BioWare Employee Causes Controversy with Dragon Age II Review
BioWare hasn't been on the good side of gamers lately. Despite garnering favorable review scores, Dragon Age II has seen its share of criticism from fans. After the SecuROM fiasco, which alarmed those who thought EA had nested the DRM into the game, most players became extremely wary. Shortly after, the company did nothing to ease tensions regarding the unfair ban on a Dragon Age II player. Even worse, it's the general consensus among fans that the game has been rushed. Given the gravity of these situations, it should come as no surprise that BioWare isn't the most popular developer right now.
A company employee has just given fans even more reason to be dissatisfied with BioWare. Posing as a user named Avanost, Chris Hoban of BioWare gave Dragon Age II a perfect score on the user reviews section of Metacritic. His concise (and biased) review read, "The immersion and combat of this game are unmatched! A truly moving and fun epic. Anything negative you see about this game is an overreaction of personal preference. For what it is, it is flawlessly executed and endlessly entertaining."

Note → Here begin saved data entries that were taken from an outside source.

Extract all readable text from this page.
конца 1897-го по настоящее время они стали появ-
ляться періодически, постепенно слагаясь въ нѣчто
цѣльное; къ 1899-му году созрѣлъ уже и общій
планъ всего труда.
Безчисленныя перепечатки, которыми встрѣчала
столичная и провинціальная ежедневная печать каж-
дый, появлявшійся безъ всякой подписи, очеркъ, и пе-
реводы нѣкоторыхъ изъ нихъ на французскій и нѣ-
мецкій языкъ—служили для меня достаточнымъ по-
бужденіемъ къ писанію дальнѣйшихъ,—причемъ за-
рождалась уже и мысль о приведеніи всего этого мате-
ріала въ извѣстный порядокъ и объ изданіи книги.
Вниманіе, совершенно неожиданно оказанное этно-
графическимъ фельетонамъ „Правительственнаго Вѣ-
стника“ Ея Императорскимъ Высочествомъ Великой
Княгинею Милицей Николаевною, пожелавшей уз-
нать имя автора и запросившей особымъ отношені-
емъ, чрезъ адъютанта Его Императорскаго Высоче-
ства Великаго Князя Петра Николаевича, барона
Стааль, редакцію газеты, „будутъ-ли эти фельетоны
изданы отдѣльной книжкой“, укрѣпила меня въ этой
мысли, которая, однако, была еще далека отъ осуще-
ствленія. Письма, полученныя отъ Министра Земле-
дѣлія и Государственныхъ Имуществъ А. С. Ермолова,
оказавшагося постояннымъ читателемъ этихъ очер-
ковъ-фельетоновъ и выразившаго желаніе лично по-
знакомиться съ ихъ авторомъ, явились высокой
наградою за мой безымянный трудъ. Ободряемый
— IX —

Though our review of Dragon Age II does attest to the game's high fun factor, "flawlessly executed" is hardly the phrase we would use to describe the game. There's no denying the solid gameplay and long lasting value, but Hoban's review was obviously meant to counter the average user score of 4.2, which is incredibly low and a clear sign of fan backlash. Given EA and BioWare's recent tomfoolery, it's hard to blame gamers for these sentiments, especially those playing the game on the PC.
EA chose to defend Hoban's actions, stating that praising and voting for one's own work were general practices in all forms of entertainment and business. "Of course people who make the game vote for their own game," EA told Kotaku. "That's how it works in the Oscars, that's how it works in the Grammys and [it's] why I'm betting that Barack Obama voted for himself in the last election."
BioWare making the news so often as of late isn't necessarily a good thing for EA. Any publicity isn't always good publicity, especially in the gaming industry, which has countless vocal consumers ready to drop cash for a game or ignore it completely—potentially making or breaking a franchise in the process.